Really? Me love the Labour Party? No, but I do love a good political scrap and this leadership election is turning into a real political nuclear confrontation with the gloves off and Mutually Assured Destruction at the top of the menu.
In one corner we have The Corbynator. A bearded retro Labour man (might I even say socialist or Marxist?) who has dared to remind the Labour Powers That Be of the party’s roots in class struggle, radical socialism and a hatred of the capitalists.
In the other corner, lead by various Torylite Labour lightweights, are those who claim that a vote for The Corbynator is a vote for political suicide. If the media is to be believed then this Machiavellian group, apparently led by that oily smooth operator known simply as Blair, is preparing to do anything to stop the Bearded One from ascending to the Labour throne.
Not since a certain other man with the initials JC (I refer to the true messiah, Our Lord Jeremy Clarkson, and not the fictional/lame Jesus Christ) has one man been the centre of so much media attention.
The Labour Powers That Be sound like barmy American evangelists claiming that gay marriage would lead to various apocalyptic scenarios. No, a vote for The Corbynator will not result in Islington being destroyed by rampant giant tree frogs. Nor will a vote for The Corbynator ensure the destruction of the Labour Party. If anything, and I’m going by the comments/tweets/posts/burblings of Labour grassroots supporters, Labour might just become the next party of government.
What? Has the Hodges Beast gone completely mad?
No. Well, no more than usual.
At general elections people vote with their hearts more than their heads. Most never read a manifesto or attend a hustings. They can’t be bothered with all the kerfuffle. They vote either as they’ve always voted OR they choose to vote for whoever appeals to them. The person that they relate to and trust – and I know that’s just surface fluffiness but that’s how it works. People aren’t rational animals, they’re rationalising animals. Making a decision and then looking for reasons after the event.

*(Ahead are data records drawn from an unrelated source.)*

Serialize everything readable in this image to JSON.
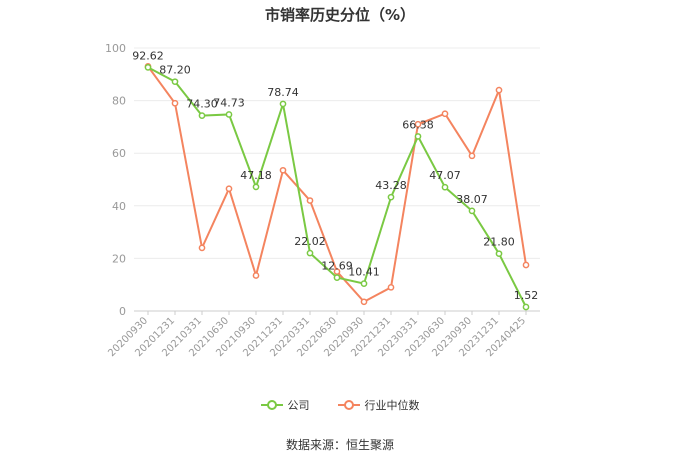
{
  "title": "市销率历史分位（%）",
  "source": "数据来源：恒生聚源",
  "chart_data": {
    "type": "line",
    "title": "市销率历史分位（%）",
    "x": [
      "20200930",
      "20201231",
      "20210331",
      "20210630",
      "20210930",
      "20211231",
      "20220331",
      "20220630",
      "20220930",
      "20221231",
      "20230331",
      "20230630",
      "20230930",
      "20231231",
      "20240425"
    ],
    "ylim": [
      0,
      100
    ],
    "yticks": [
      0,
      20,
      40,
      60,
      80,
      100
    ],
    "grid": true,
    "legend_position": "bottom",
    "series": [
      {
        "name": "公司",
        "color": "#7ac943",
        "values": [
          92.62,
          87.2,
          74.3,
          74.73,
          47.18,
          78.74,
          22.02,
          12.69,
          10.41,
          43.28,
          66.38,
          47.07,
          38.07,
          21.8,
          1.52
        ],
        "labels": [
          "92.62",
          "87.20",
          "74.30",
          "74.73",
          "47.18",
          "78.74",
          "22.02",
          "12.69",
          "10.41",
          "43.28",
          "66.38",
          "47.07",
          "38.07",
          "21.80",
          "1.52"
        ]
      },
      {
        "name": "行业中位数",
        "color": "#f4845f",
        "values": [
          93,
          79,
          24,
          46.5,
          13.5,
          53.5,
          42,
          15,
          3.5,
          9,
          71,
          75,
          59,
          84,
          17.5
        ]
      }
    ]
  }
}
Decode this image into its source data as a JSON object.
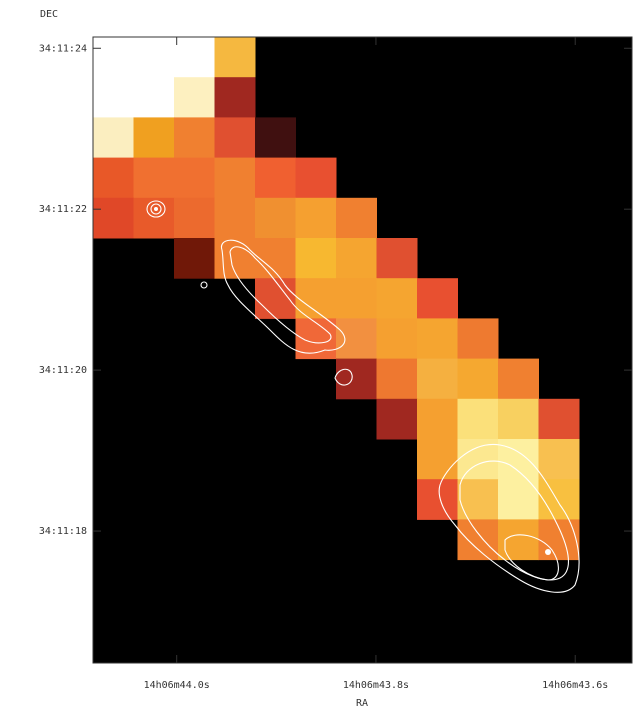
{
  "chart_data": {
    "type": "image",
    "xlabel": "RA",
    "ylabel": "DEC",
    "xlim": [
      44.084,
      43.543
    ],
    "xticks": [
      {
        "value": 44.0,
        "label": "14h06m44.0s"
      },
      {
        "value": 43.8,
        "label": "14h06m43.8s"
      },
      {
        "value": 43.6,
        "label": "14h06m43.6s"
      }
    ],
    "ylim": [
      16.36,
      24.14
    ],
    "yticks": [
      {
        "value": 24,
        "label": "34:11:24"
      },
      {
        "value": 22,
        "label": "34:11:22"
      },
      {
        "value": 20,
        "label": "34:11:20"
      },
      {
        "value": 18,
        "label": "34:11:18"
      }
    ]
  }
}
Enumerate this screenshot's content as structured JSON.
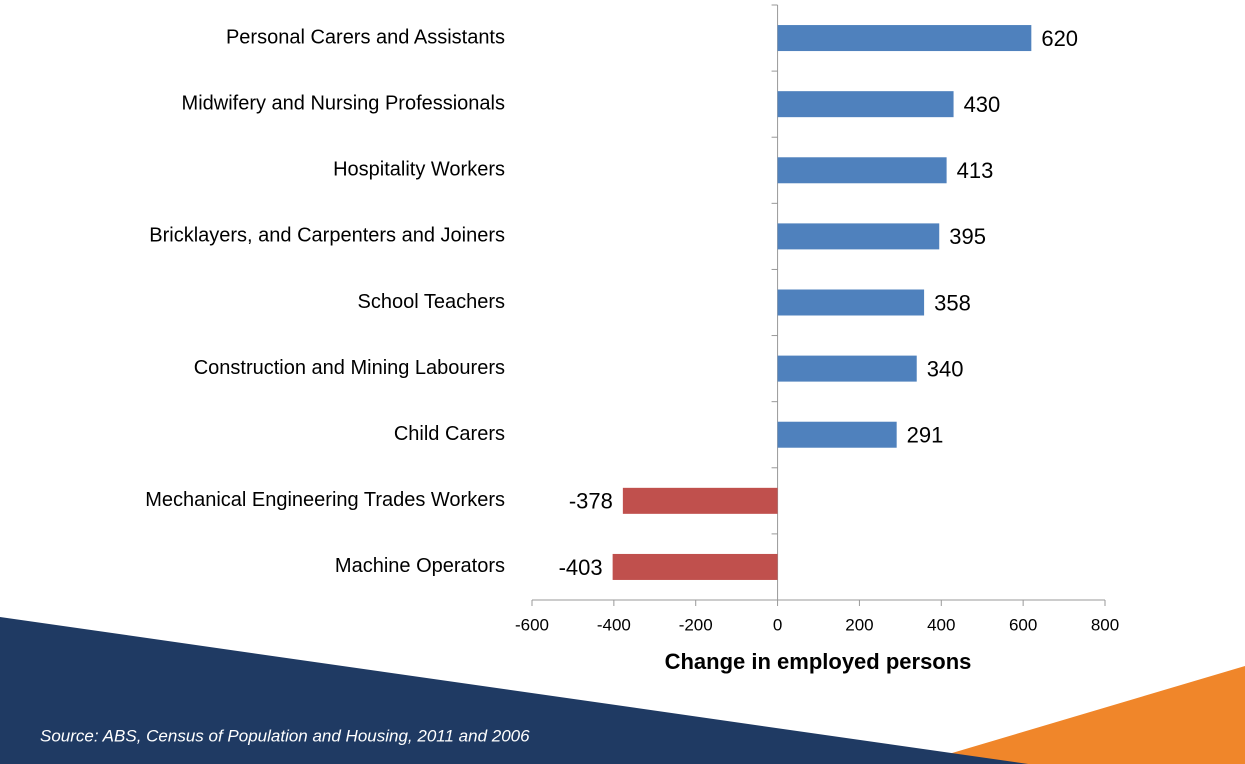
{
  "chart_data": {
    "type": "bar",
    "orientation": "horizontal",
    "categories": [
      "Personal Carers and Assistants",
      "Midwifery and Nursing Professionals",
      "Hospitality Workers",
      "Bricklayers, and Carpenters and Joiners",
      "School Teachers",
      "Construction and Mining Labourers",
      "Child Carers",
      "Mechanical Engineering Trades Workers",
      "Machine Operators"
    ],
    "values": [
      620,
      430,
      413,
      395,
      358,
      340,
      291,
      -378,
      -403
    ],
    "colors": [
      "#4f81bd",
      "#4f81bd",
      "#4f81bd",
      "#4f81bd",
      "#4f81bd",
      "#4f81bd",
      "#4f81bd",
      "#c0504d",
      "#c0504d"
    ],
    "xlabel": "Change in employed persons",
    "xlim": [
      -600,
      800
    ],
    "xticks": [
      -600,
      -400,
      -200,
      0,
      200,
      400,
      600,
      800
    ],
    "source": "Source: ABS, Census of Population and Housing, 2011 and 2006"
  }
}
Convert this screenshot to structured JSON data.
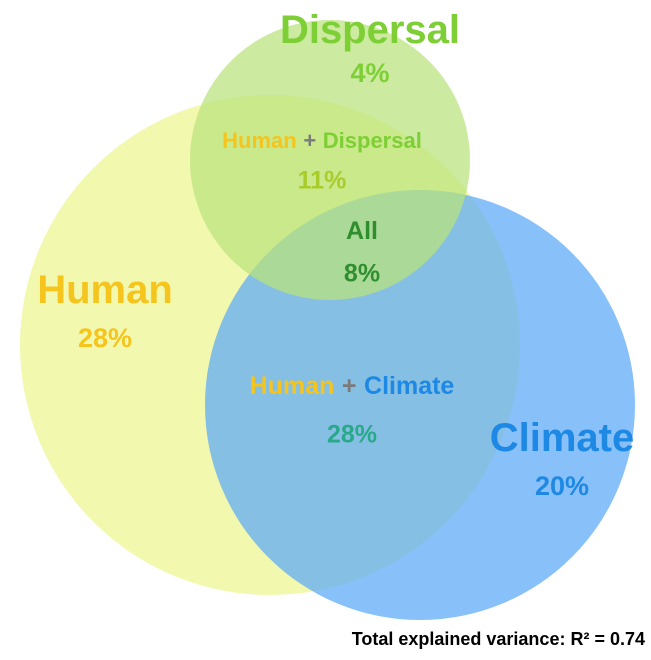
{
  "chart_data": {
    "type": "venn",
    "circles": [
      {
        "color": "#f2f7a6"
      },
      {
        "color": "#5aa9f6"
      },
      {
        "color": "#b9e37c"
      }
    ],
    "regions": [
      {
        "label": [
          {
            "text": "Dispersal",
            "color": "#7dcf35"
          }
        ],
        "value": 4,
        "value_label": "4%",
        "value_color": "#7dcf35"
      },
      {
        "label": [
          {
            "text": "Human",
            "color": "#f5c41d"
          },
          {
            "text": "+",
            "color": "#7a7a7a"
          },
          {
            "text": "Dispersal",
            "color": "#7dcf35"
          }
        ],
        "value": 11,
        "value_label": "11%",
        "value_color": "#a9cc2c"
      },
      {
        "label": [
          {
            "text": "All",
            "color": "#2f8f2f"
          }
        ],
        "value": 8,
        "value_label": "8%",
        "value_color": "#2f8f2f"
      },
      {
        "label": [
          {
            "text": "Human",
            "color": "#f5c41d"
          }
        ],
        "value": 28,
        "value_label": "28%",
        "value_color": "#f5c41d"
      },
      {
        "label": [
          {
            "text": "Human",
            "color": "#f5c41d"
          },
          {
            "text": "+",
            "color": "#7a7a7a"
          },
          {
            "text": "Climate",
            "color": "#1e88e5"
          }
        ],
        "value": 28,
        "value_label": "28%",
        "value_color": "#2aa88a"
      },
      {
        "label": [
          {
            "text": "Climate",
            "color": "#1e88e5"
          }
        ],
        "value": 20,
        "value_label": "20%",
        "value_color": "#1e88e5"
      }
    ],
    "note": "Total explained variance: R² = 0.74"
  }
}
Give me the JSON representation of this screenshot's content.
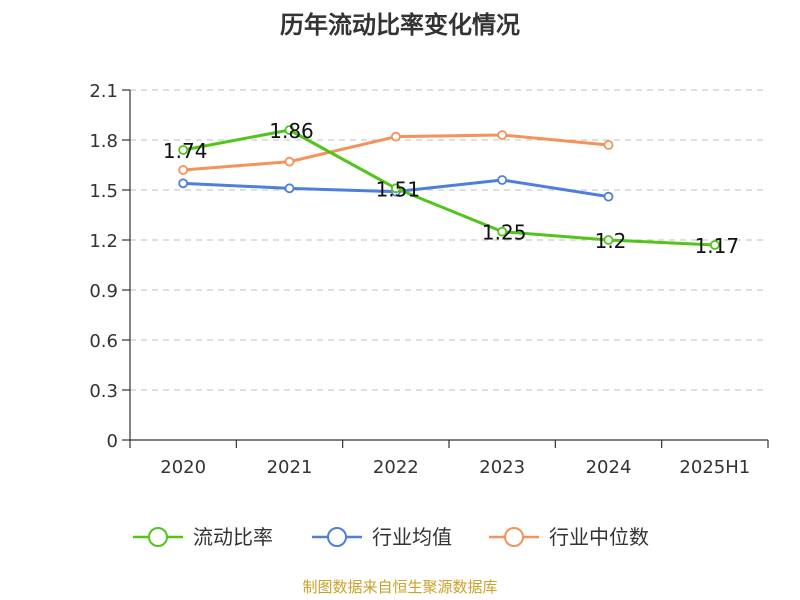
{
  "chart_data": {
    "type": "line",
    "title": "历年流动比率变化情况",
    "categories": [
      "2020",
      "2021",
      "2022",
      "2023",
      "2024",
      "2025H1"
    ],
    "ylim": [
      0,
      2.1
    ],
    "yticks": [
      "0",
      "0.3",
      "0.6",
      "0.9",
      "1.2",
      "1.5",
      "1.8",
      "2.1"
    ],
    "grid": true,
    "legend_position": "bottom",
    "series": [
      {
        "name": "流动比率",
        "color": "#52c41a",
        "values": [
          1.74,
          1.86,
          1.51,
          1.25,
          1.2,
          1.17
        ],
        "labels": [
          "1.74",
          "1.86",
          "1.51",
          "1.25",
          "1.2",
          "1.17"
        ]
      },
      {
        "name": "行业均值",
        "color": "#4e7fdc",
        "values": [
          1.54,
          1.51,
          1.49,
          1.56,
          1.46,
          null
        ]
      },
      {
        "name": "行业中位数",
        "color": "#f5915a",
        "values": [
          1.62,
          1.67,
          1.82,
          1.83,
          1.77,
          null
        ]
      }
    ],
    "source": "制图数据来自恒生聚源数据库"
  }
}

Jeremy Corbyn could just be the kind of political leader that the masses will take to their sweaty bosoms and adore. Something that the Nasty Tory Party are almost certainly aware of, and fearing. I suspect that deep under London, in a dingy bunker near Tory HQ, are an army of researchers tasked with digging the dirt (real or otherwise) on The Corbynator so that they’ll be ready the moment he is crowned King of Labour. Everything he has ever said, every vote he has caste, his breakfast preferences and even the size of his manhood will be grist for their mills of smeariness.
Of course, all Corbyn has to do is promise to put a certain Tony Blair on trial for war crimes and he’ll probably win a landslide victory at the next election.